By the middle of January, everyone knew that everyone knew that governments can and should set minimum age rules for social media, and that doing so was an electoral winner.

So, when I arrived in Davos, Switzerland, last month, political leaders around the world had already realized that enacting an age-limit law would not put them out ahead of public opinion. In fact, public opinion was now far ahead of legislation. Polling confirmed what leaders already sensed intuitively: Parents around the world are begging for help. They feel overwhelmed by the digital tide. For years, they’ve watched social media hurt children. Many felt powerless to protect their own kids.

There is no magical age when comparing how many likes your photos get, or scrolling an endless stream of short videos when you should be sleeping, becomes good for you. Like any addictive consumer product that routinely exposes users to graphic sex, extreme violence, and anonymous sexual predators, social media in its current form causes a variety of harms to people of all ages. But we allow adults (often defined as age 18) to make decisions that are bad for them.
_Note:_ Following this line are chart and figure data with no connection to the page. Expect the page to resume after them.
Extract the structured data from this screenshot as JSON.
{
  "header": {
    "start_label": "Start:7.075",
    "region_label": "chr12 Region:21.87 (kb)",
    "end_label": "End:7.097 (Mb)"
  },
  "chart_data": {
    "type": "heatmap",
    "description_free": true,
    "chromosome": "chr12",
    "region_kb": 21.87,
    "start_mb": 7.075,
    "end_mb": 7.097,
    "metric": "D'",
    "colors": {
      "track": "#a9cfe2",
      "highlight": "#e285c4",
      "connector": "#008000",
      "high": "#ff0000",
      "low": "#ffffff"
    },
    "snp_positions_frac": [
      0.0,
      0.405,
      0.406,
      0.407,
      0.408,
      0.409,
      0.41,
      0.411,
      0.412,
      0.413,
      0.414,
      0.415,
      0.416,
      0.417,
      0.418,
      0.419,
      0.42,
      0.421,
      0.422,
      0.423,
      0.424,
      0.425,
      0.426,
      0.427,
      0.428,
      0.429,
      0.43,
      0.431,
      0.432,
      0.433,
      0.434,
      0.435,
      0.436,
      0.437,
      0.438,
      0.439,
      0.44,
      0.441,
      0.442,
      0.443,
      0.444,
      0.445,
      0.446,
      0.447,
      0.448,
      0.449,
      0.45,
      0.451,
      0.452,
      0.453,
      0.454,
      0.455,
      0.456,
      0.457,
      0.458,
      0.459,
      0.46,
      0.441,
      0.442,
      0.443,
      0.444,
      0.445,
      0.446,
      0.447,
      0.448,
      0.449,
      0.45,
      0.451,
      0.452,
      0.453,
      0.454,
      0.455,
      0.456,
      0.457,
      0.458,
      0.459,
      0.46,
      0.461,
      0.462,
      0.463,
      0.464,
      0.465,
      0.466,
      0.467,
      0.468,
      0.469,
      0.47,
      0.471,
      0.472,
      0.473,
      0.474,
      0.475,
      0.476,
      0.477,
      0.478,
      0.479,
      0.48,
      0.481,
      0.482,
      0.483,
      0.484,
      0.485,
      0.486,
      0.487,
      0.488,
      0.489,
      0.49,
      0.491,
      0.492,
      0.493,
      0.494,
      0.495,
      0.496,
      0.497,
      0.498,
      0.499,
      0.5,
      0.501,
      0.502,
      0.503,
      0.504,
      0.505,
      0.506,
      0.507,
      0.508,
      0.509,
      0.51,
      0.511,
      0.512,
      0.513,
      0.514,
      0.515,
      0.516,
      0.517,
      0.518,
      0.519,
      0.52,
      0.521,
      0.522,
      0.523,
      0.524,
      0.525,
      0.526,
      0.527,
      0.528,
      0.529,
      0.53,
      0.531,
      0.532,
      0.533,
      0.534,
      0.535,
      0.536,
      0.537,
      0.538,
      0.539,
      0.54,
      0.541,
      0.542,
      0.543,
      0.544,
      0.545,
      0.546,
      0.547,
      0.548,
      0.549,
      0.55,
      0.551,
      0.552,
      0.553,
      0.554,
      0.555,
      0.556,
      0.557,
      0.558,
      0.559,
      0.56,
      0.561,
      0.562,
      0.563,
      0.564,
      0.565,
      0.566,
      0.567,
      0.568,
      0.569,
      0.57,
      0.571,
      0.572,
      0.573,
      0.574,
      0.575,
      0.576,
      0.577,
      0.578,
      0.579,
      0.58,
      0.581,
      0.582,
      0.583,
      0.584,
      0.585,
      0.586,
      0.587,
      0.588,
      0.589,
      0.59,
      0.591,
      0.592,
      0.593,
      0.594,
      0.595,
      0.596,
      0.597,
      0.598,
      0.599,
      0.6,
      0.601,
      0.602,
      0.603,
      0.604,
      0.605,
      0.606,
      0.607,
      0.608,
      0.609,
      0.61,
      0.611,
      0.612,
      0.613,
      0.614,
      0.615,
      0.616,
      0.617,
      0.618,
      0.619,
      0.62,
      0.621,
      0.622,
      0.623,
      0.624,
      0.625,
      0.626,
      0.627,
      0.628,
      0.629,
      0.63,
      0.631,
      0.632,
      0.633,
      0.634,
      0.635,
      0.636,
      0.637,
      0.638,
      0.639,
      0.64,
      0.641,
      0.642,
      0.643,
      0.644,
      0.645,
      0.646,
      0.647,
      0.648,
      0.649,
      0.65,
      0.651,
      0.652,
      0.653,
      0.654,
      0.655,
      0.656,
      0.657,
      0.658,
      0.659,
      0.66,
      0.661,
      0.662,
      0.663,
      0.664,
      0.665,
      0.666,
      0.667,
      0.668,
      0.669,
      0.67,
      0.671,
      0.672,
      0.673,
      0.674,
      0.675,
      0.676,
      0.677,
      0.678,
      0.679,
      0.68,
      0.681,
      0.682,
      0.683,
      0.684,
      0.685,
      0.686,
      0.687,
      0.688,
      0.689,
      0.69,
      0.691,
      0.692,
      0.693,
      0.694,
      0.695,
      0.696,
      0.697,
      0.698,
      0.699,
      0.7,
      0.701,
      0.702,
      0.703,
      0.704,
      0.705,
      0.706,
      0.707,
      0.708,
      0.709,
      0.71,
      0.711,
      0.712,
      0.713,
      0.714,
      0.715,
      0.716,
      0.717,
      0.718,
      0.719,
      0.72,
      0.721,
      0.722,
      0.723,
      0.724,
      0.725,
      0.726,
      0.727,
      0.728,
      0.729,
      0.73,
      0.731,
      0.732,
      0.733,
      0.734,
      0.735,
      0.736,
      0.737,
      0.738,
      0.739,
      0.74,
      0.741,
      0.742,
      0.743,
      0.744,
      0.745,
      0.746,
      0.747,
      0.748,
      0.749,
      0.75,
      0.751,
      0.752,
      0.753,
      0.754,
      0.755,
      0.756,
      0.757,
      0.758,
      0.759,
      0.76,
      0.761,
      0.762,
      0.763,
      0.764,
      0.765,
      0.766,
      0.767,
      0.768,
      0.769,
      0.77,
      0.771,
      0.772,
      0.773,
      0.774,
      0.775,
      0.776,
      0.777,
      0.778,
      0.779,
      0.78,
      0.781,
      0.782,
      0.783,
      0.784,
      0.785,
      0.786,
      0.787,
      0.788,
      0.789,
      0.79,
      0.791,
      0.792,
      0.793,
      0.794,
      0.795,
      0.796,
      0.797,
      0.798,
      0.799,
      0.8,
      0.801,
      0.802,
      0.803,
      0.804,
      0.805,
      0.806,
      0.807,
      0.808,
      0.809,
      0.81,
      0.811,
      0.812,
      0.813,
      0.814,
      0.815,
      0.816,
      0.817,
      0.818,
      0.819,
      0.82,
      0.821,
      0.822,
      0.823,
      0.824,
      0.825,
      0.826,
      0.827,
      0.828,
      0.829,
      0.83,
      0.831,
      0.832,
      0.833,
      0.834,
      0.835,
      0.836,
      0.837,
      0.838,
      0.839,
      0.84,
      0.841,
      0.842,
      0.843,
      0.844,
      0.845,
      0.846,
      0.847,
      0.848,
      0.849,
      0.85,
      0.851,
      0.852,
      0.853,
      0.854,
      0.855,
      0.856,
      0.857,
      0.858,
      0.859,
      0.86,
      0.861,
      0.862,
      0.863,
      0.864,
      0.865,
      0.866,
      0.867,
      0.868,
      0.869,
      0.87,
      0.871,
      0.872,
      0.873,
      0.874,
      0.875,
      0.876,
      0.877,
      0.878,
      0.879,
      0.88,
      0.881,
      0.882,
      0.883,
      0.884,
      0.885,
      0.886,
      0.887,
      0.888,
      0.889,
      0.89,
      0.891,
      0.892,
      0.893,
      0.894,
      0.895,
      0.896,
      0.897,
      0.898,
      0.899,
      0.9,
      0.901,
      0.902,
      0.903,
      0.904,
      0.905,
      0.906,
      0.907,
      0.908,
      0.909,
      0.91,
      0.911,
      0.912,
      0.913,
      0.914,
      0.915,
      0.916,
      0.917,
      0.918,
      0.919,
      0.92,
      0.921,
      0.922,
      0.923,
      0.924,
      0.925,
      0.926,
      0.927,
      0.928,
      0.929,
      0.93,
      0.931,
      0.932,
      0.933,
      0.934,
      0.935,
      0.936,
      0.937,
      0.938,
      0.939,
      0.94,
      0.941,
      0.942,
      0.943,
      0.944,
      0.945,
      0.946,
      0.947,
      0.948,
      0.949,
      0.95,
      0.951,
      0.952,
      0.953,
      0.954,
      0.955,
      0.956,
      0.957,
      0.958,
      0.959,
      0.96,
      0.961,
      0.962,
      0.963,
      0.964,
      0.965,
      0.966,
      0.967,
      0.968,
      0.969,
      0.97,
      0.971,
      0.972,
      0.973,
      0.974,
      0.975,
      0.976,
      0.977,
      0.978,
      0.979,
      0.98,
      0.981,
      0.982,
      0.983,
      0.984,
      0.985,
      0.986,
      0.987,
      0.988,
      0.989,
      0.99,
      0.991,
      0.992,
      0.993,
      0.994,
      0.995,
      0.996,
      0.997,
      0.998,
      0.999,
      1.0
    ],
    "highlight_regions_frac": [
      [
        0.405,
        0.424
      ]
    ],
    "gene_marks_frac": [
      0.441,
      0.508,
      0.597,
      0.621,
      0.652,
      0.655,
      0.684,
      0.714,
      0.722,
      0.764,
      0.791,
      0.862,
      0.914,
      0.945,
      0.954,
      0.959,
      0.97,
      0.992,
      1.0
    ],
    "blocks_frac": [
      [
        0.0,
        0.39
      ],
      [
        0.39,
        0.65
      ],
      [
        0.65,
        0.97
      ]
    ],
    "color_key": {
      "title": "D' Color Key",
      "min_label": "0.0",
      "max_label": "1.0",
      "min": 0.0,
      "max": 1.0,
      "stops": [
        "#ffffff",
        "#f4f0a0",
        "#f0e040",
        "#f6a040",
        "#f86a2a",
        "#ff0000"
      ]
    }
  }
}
In The Anxious Generation, I proposed 16 as a pragmatic compromise—one aimed at shifting global norms quickly. I knew that advocating for 18 would likely take many years and risk total failure. Sixteen is also roughly the age by which a majority of adolescents have completed puberty: a sensitive period of neural reorganization during which it is extremely important to protect the brain.

The successes of the past few weeks are testaments to rapidly changing public knowledge and public sentiment.

France will impose its age limit at 15, and in my two conversations with President Emmanuel Macron, I came to understand why 15 is a culturally salient age in France. I support his decision to act decisively this year. Still, I urge countries that can enact 16 to do so. Each year of delay is a year of additional maturity and protection.

I cannot support any law that includes a “parental consent” exception—it defeats the central purpose of the law by dropping parents and children straight back into the same collective-action trap: “Please, Mom! All of my friends’ parents said yes!” I would rather see countries pass no law this year than a weak one with parental consent exemptions.

But I am confident that leaders understand this, and that they will move much more quickly and confidently in 2026 to pass minimum-age laws and other policies to protect children online.

So, bravo, Australia, France, Indonesia, Spain, and the Netherlands. And bravo to leaders in both major parties in the UK, and to leaders across the EU, who are likely to follow their lead.

The successes of the past few weeks are testaments to rapidly changing public knowledge and public sentiment. By this time next year this sentiment will be even stronger, and laws offering additional protections will be common. After all, now everyone knows that everyone knows that we can do this—and that we must.